Fotografia de Inês Bom / CCA

Além de compositor e performer trabalhas igualmente para a editora Godsize certo? 
Sim agora trabalho para a Godsize Records que é fundada pelo Sensei D e é algo de que me orgulho muito. Ele acaba por ser o meu mentor lá está. Tudo o que me faltava ele acabou por providenciar, a tal sabedoria, os planeamentos. Foi alguém quem me deu oportunidade. É designer e está muito ligado ao cinema e à musica então a ideia foi juntar tudo numa editora. E é nesse projeto que estou a trabalhar com ele. Queremos também ser colecionadores de artigos exclusivos de música, como foi o meu álbum e vamos faze-lo ao longo dos próximos lançamentos todos. Os álbuns vao levar um Obi, para quem não conhece é uma fita à volta do vinil que se utiliza muito no Japão e que hoje em dia tem muito valor para colecionadores. Então decidimos implementar essa estética na editora. Vamos criar também séries e podcasts (música em formato de série). É algo que queremos fazer para alem da musica, incluindo os nossos gostos pessoais ligados também ao cinema e à parte visual. A ideia também é apostar em várias pessoas, não é só um label de hip hop, e criar o nosso nicho artístico. Esta ideia também está muito interligada com a poesia. O último projeto que lançamos, o Francis Pierre (que também é um heterónimo e tem o Fernando Pessoa como referência). Esta muito ligado ao spokenword. É um rap consciente, para refletir. Eu vejo mais poesia do que rap na verdade.

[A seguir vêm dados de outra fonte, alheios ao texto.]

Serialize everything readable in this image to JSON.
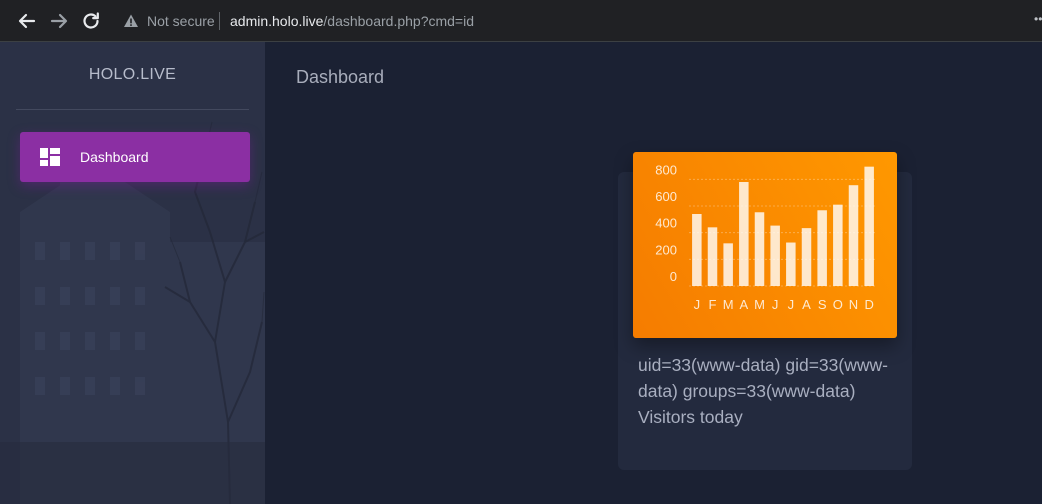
{
  "browser": {
    "security_label": "Not secure",
    "url_host": "admin.holo.live",
    "url_path": "/dashboard.php?cmd=id",
    "icons": [
      "back-arrow-icon",
      "forward-arrow-icon",
      "reload-icon",
      "warning-triangle-icon"
    ]
  },
  "sidebar": {
    "brand": "HOLO.LIVE",
    "items": [
      {
        "label": "Dashboard",
        "icon": "dashboard-icon",
        "active": true
      }
    ],
    "active_color": "#8b2fa3"
  },
  "header": {
    "title": "Dashboard"
  },
  "card": {
    "output_text": "uid=33(www-data) gid=33(www-data) groups=33(www-data) Visitors today",
    "chart_bg": "#ff9800"
  },
  "chart_data": {
    "type": "bar",
    "categories": [
      "J",
      "F",
      "M",
      "A",
      "M",
      "J",
      "J",
      "A",
      "S",
      "O",
      "N",
      "D"
    ],
    "values": [
      540,
      440,
      320,
      780,
      553,
      453,
      326,
      434,
      568,
      610,
      756,
      895
    ],
    "y_ticks": [
      "0",
      "200",
      "400",
      "600",
      "800"
    ],
    "ylim": [
      0,
      900
    ],
    "grid": "dotted horizontal",
    "bar_color": "rgba(255,255,255,0.8)"
  }
}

Achas que o hip hop ao longo destes últimos 50 anos, em que passou de um estilo marginal e de caráter maioritariamente interventivo para um estilo comercial dos mais rentáveis, perdeu a sua identidade?
Não, acho que há espaço para tudo. Identidade há, tens é que saber procura-la. Cada vez há mais artistas e hoje em dia tens muita variedade e muito por onde escolher. O que falta é haver um mercado aqui em Portugal mais abrangente. Já nem falo de festivais, falo mesmo de casas, de produtoras. Eu sei que somos um país pequeno, mas tem de haver mais produtoras a trabalhar com os mais pequenos/desconhecidos. Que é o que acontece lá fora. Lá fora eu consigo ver um rapper que me diz muito e que só tem umas dez mil views. E se for preciso faz uma digressão. Cá o espaço está muito ocupado pelo tal “comercial rentável”. Claro que esses artistas não desmerecem o respeito que têm. Mas falta haver um circuito maior e mais abrangente. Porque há espaço e público para todos, não há é promoção e as casas não aceitam toda a gente. Também percebo, é uma forma de fazer dinheiro. Mas também não esquecer que aquele rapper que te dá dinheiro hoje, há um ano não dava. É tudo uma questão de tempo.

O que pode o público esperar do artista Mura no futuro? O que ainda está para vir?
Vou continuar com o projeto da Godsize, ajudar o máximo que puder o Sensei e os novos artistas que venham. Depois a solo será para muito breve, mas para já vou entrar em projetos associados a outros rappers, a outros artistas. Algumas coisas a acontecer que não posso revelar, mas que sairá no início do novo ano. Podem contar com muitos projetos, que eu não sou uma pessoa que se encoste muito.